GERMAINE RICHIER (1902 - 1959)

Sava Alexandra

1944
Buste à mi-corps en bronze à patine brune
Signé « G. Richier » et numéroté 6/8 sur le côté gauche
Marque du fondeur estampé sur l’œuvre « L.THINOT Fondeur Paris »
Certificat de Françoise Guiter du 25.06.2005.

H. 84 cm

Collection Particulière.

Estimation : 25.000 / 30.000 €

Prix au marteau : 60.000 €

Littérature en rapport :- Germaine Richier, Sava Alexandra, 1944, Bronze patiné foncé, Kunsthaus, Zürich.
Littérature en rapport :
- Plastiken : Marino Marini, Germaine Richier, Fritz Wotruba-Zeichnungen : Rodin, Maillol, Despiau », Bern Kunsthalle, 9 juin - 8 juillet 1945, n°36 ;
- Nesto Jacometti, Artistes étrangers en Suisse : Germaine Richier, Vie Art Cité, Lausanne, juillet 1946 ;
- Manuel Gasser, “Germaine Richier”, in Werk, Winthertur, mars 1946, n°3, p.69-77 ;
- « Germaine Richier » n°11 (plâtre original), Zurich, Kunsthaus, 12 juin-2 juillet 1963 ;
- Germaine Richier, Rétrospective, Fondation Maeght, 5 avril - 25 juin 1996, N° 13 p.44-45
- J. Merkert, A. Lammert, C. Lichtenstern, Germaine Richier, Akademie der Künste, Berlin , 1997, p.87, n°17 ;
- Sarah Wilson, “Germaine Richier : disquieting matriarch”, in The Sculpture Journal, vol.14, N°1, dec.2005, pp. 51-70 ;
- Valérie da Costa, Germaine Richier, un art entre deux mondes, collection Essais, édition Norma, 2006 ;
- L’histoire du buste au XXème siècle, autour de Bourdelle et de ses élèves, musée Bourdelle, Paris, 1964 ;
- H.L Andral, Valérie da Costa, Germaine Richier, La Magicienne, musée Picasso d'Antibes, du 6 octobre 2019 au 26 janvier 2020 ;

Notre œuvre, un buste d’adolescente intitulée Sava Alexandra, est une œuvre -jalon de l’art vibrant, animé et animal, inscrit dans la matière, de l’artiste majeure du XXème siècle Germaine Richier.
Réalisée en 1944, en pleine guerre, pendant sa période d’exil en Suisse, cette figure de jeune fille, la poitrine naissante, les bras levés en signe d’attente ou de (dés)espoir, laisse apparaître les prémisses frémissantes de la transformation de l’art de Germaine Richier.
Cette œuvre est en effet à la fois marquée par ce qu’elle a retenu de plus capital lors de sa formation : de son expérience auprès de Bourdelle, dans l’atelier duquel elle travaille jusqu’à la mort de ce dernier en 1929, elle en a gardé la rigueur de la figure par l’intermédiaire du buste, le travail académique du portrait et du nu, nécessaire à la captation de l’humain.
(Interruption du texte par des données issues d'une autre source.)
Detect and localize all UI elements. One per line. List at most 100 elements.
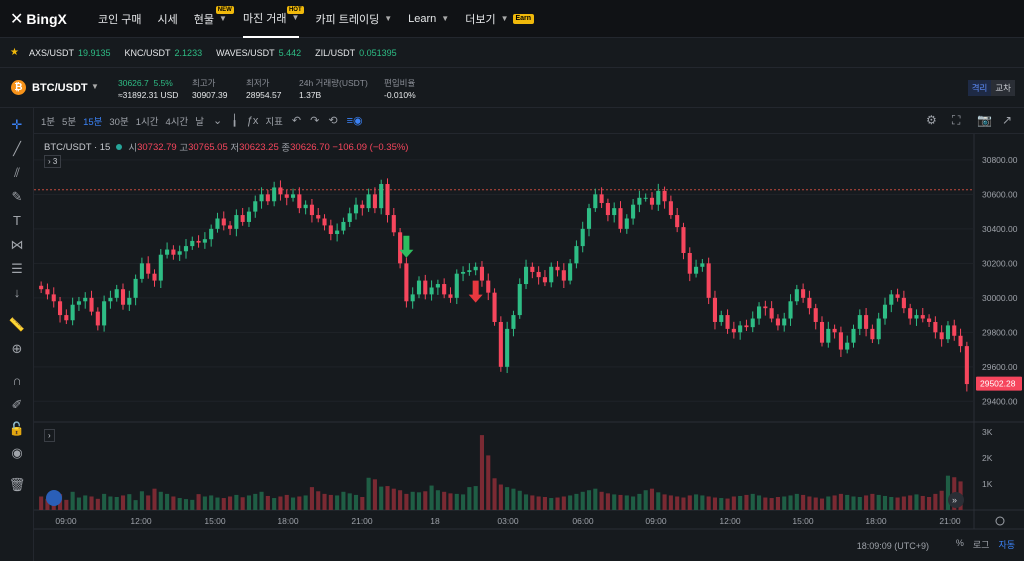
trend-line-icon[interactable]: ╱ <box>13 141 21 156</box>
candle-body <box>927 318 932 322</box>
nav-margin[interactable]: 마진 거래 HOT ▼ <box>242 0 304 38</box>
candle-body <box>681 227 686 253</box>
volume-bar <box>215 497 220 510</box>
volume-bar <box>209 495 214 510</box>
settings-icon[interactable]: ⚙ <box>926 113 937 127</box>
candle-type-icon[interactable]: ╽ <box>231 115 238 127</box>
parallel-lines-icon[interactable]: ⫽ <box>14 165 20 180</box>
ticker-item[interactable]: ZIL/USDT 0.051395 <box>315 48 397 58</box>
nav-more[interactable]: 더보기 ▼ Earn <box>465 0 535 38</box>
volume-bar <box>410 491 415 510</box>
trash-icon[interactable]: 🗑 <box>8 477 26 492</box>
chart-area[interactable]: 30800.00 30600.00 30400.00 30200.00 30000.00… <box>34 134 1024 561</box>
visibility-icon[interactable]: ≡◉ <box>346 115 363 127</box>
pattern-icon[interactable]: ⋈ <box>10 237 24 252</box>
log-toggle[interactable]: 로그 <box>972 540 990 550</box>
tf-1h[interactable]: 1시간 <box>135 116 159 128</box>
fullscreen-icon[interactable]: ⛶ <box>952 113 961 127</box>
candle-body <box>574 246 579 264</box>
buy-signal-arrow <box>399 235 414 258</box>
volume-bar <box>303 495 308 510</box>
volume-bar <box>555 497 560 510</box>
candle-body <box>202 239 207 243</box>
eye-icon[interactable]: ◉ <box>11 445 23 460</box>
nav-spot[interactable]: 현물 NEW ▼ <box>194 0 234 38</box>
chevron-down-icon[interactable]: ▼ <box>91 82 99 91</box>
chevron-down-icon[interactable]: ⌄ <box>212 115 223 127</box>
arrow-down-icon[interactable]: ↓ <box>13 285 21 300</box>
tf-4h[interactable]: 4시간 <box>165 116 189 128</box>
ticker-item[interactable]: AXS/USDT 19.9135 <box>29 48 111 58</box>
candle-body <box>410 294 415 302</box>
tf-day[interactable]: 날 <box>195 116 204 128</box>
nav-markets[interactable]: 시세 <box>158 0 178 38</box>
candle-body <box>221 218 226 226</box>
redo-icon[interactable]: ↷ <box>310 115 320 127</box>
unlock-icon[interactable]: 🔓 <box>8 421 26 436</box>
volume-bar <box>152 488 157 510</box>
low-value: 30623.25 <box>239 141 279 153</box>
star-icon[interactable]: ★ <box>10 47 19 58</box>
tf-1m[interactable]: 1분 <box>41 116 56 128</box>
timezone-clock[interactable]: 18:09:09 (UTC+9) <box>856 541 929 551</box>
bingx-logo[interactable]: ✕ BingX <box>10 9 82 29</box>
candle-body <box>712 297 718 322</box>
percent-toggle[interactable]: % <box>955 538 964 548</box>
volume-bar <box>108 496 113 510</box>
magnet-icon[interactable]: ∩ <box>12 373 22 388</box>
cross-button[interactable]: 교차 <box>991 80 1015 96</box>
brush-icon[interactable]: ✎ <box>11 189 23 204</box>
candle-body <box>561 270 566 281</box>
tf-30m[interactable]: 30분 <box>109 116 129 128</box>
time-tick-label: 18 <box>430 516 440 526</box>
nav-copy-trading[interactable]: 카피 트레이딩 ▼ <box>315 0 392 38</box>
ticker-price: 0.051395 <box>359 47 397 58</box>
tf-5m[interactable]: 5분 <box>62 116 77 128</box>
candle-body <box>473 266 478 271</box>
price-tick-label: 29600.00 <box>982 362 1018 372</box>
nav-learn[interactable]: Learn ▼ <box>408 0 449 38</box>
zoom-in-icon[interactable]: ⊕ <box>11 341 23 356</box>
camera-icon[interactable]: 📷 <box>977 113 992 127</box>
auto-toggle[interactable]: 자동 <box>998 540 1015 550</box>
volume-bar <box>813 497 818 510</box>
indicator-collapse-button[interactable]: › 3 <box>44 155 62 168</box>
time-tick-label: 06:00 <box>572 516 594 526</box>
candle-body <box>738 325 743 333</box>
volume-collapse-button[interactable]: › <box>44 429 55 442</box>
candle-body <box>259 194 264 202</box>
lock-drawing-icon[interactable]: ✐ <box>11 397 23 412</box>
text-icon[interactable]: T <box>13 213 21 228</box>
last-price-label: 29502.28 <box>980 379 1016 389</box>
candle-body <box>448 294 453 298</box>
ticker-item[interactable]: KNC/USDT 2.1233 <box>125 48 203 58</box>
price-tick-label: 29800.00 <box>982 327 1018 337</box>
crosshair-icon[interactable]: ✛ <box>11 117 23 132</box>
candle-body <box>586 208 592 229</box>
reset-icon[interactable]: ⟲ <box>328 115 338 127</box>
candle-body <box>807 297 812 309</box>
isolated-button[interactable]: 격리 <box>967 80 992 96</box>
volume-bar <box>945 475 951 510</box>
volume-bar <box>391 488 396 510</box>
indicator-button[interactable]: 지표 <box>265 116 283 128</box>
nav-label: 시세 <box>157 13 178 26</box>
volume-bar <box>127 494 132 510</box>
undo-icon[interactable]: ↶ <box>291 115 302 127</box>
volume-bar <box>297 496 302 510</box>
ticker-item[interactable]: WAVES/USDT 5.442 <box>216 48 301 58</box>
ruler-icon[interactable]: 📏 <box>8 317 26 332</box>
candle-body <box>643 197 648 199</box>
close-label: 종 <box>281 143 291 154</box>
indicator-count: 3 <box>52 157 58 166</box>
fib-icon[interactable]: ☰ <box>11 261 23 276</box>
candle-body <box>234 215 239 229</box>
price-chart[interactable]: 30800.00 30600.00 30400.00 30200.00 30000.00… <box>34 134 1024 561</box>
tf-15m[interactable]: 15분 <box>83 116 103 128</box>
pair-selector[interactable]: BTC/USDT <box>32 82 88 94</box>
share-icon[interactable]: ↗ <box>1002 113 1013 127</box>
indicator-icon[interactable]: ƒx <box>246 114 259 127</box>
volume-bar <box>284 494 289 510</box>
nav-buy-crypto[interactable]: 코인 구매 <box>98 0 142 38</box>
candle-body <box>215 218 220 229</box>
Son expérience précédente dans l’atelier de Louis-Jacques Guigues, ancien praticien de Rodin, lui a transmis un intérêt fondamental pour l’une des signatures novatrices du grand maître : l’art de l’accident, novation de la Modernité, inscrite dans la matière.
La typologie de notre œuvre, le buste, témoigne de son attachement pour ce type académique, qu’elle affectionne pour la rigueur et la concentration qu’il impose. En 1944, elle a déjà réalisé près d’une trentaine de bustes, dont La Régodias (1938) ou La Chinoise (1939). Elle épuise ce thème « comme elle épuise ses modèles », pour en faire ressurgir la substantifique moelle. Reconnue sur la scène internationale dès les années 30, elle vend à l’Etat en 1937, une figure de nu adolescent, Loretto I (1934) dans la veine duquel s’inscrit notre œuvre. Elle le travaille, une nouvelle fois, dans le désarroi de la guerre naissante, en Juin 40 (Loretto 2), en renforçant son déhanchement, allongeant son corps qui paraît encore plus maigre et augmentant la main gauche qui en devient disproportionnée.
Comme Loretto II, les proportions du buste et des bras sont démesurément et intentionnellement longs ; le premier semblant vouloir s’inscrire dans la terre, les seconds voulant comme toucher le ciel : le corps de la jeune femme servant de lien entre une terre meurtrie et un ciel qui abandonne l’humain. L’exactitude du corps est aussi mise à l’épreuve par l’armature apparente qui offre un prolongeant surnaturel au torse devenu gracile, dans un continuum des formes structurantes et structurées, manière de l’artiste en devenir.
Percluse dans le laborieux travail de la pose, Sava Alexandra est modelée puis naît dans la matière élémentaire du bronze. La vibrance donnée à l’épiderme laisse affleurer les bourrasques de l’esprit adolescent, en écho à la guerre.
La corporéité de l’être humain, si frêle ici, est aussi marquée par ce traitement grumeleux, accidenté, précédemment utilisé dans l’Escrimeuse en 1943. On doit probablement y entendre un écho à son voyage réalisé en 1935 à Pompéi, pendant lequel elle a été très frappée par les êtres pétrifiés.
Alors qu’elle a déjà réalisé en 1940, Le Crapaud, que La Sauterelle petite est aussi en cours de réalisation en cette année 1944, Sava Alexandra marque, à l’instar du temps de l’adolescence, cet état entre deux temps, qui annonce la nouvelle esthétique de l’artiste, mêlant les mondes animal, humain et végétal : cet état fera naitre l’Homme-forêt en 1945.

 

Sava Alexandra symbolise la chrysalide sortant de son cocon, de la manière classique du buste et du portrait de l’adolescence s’extrait l’émancipation d’une émotion vibrante et singulière de Germaine Richier.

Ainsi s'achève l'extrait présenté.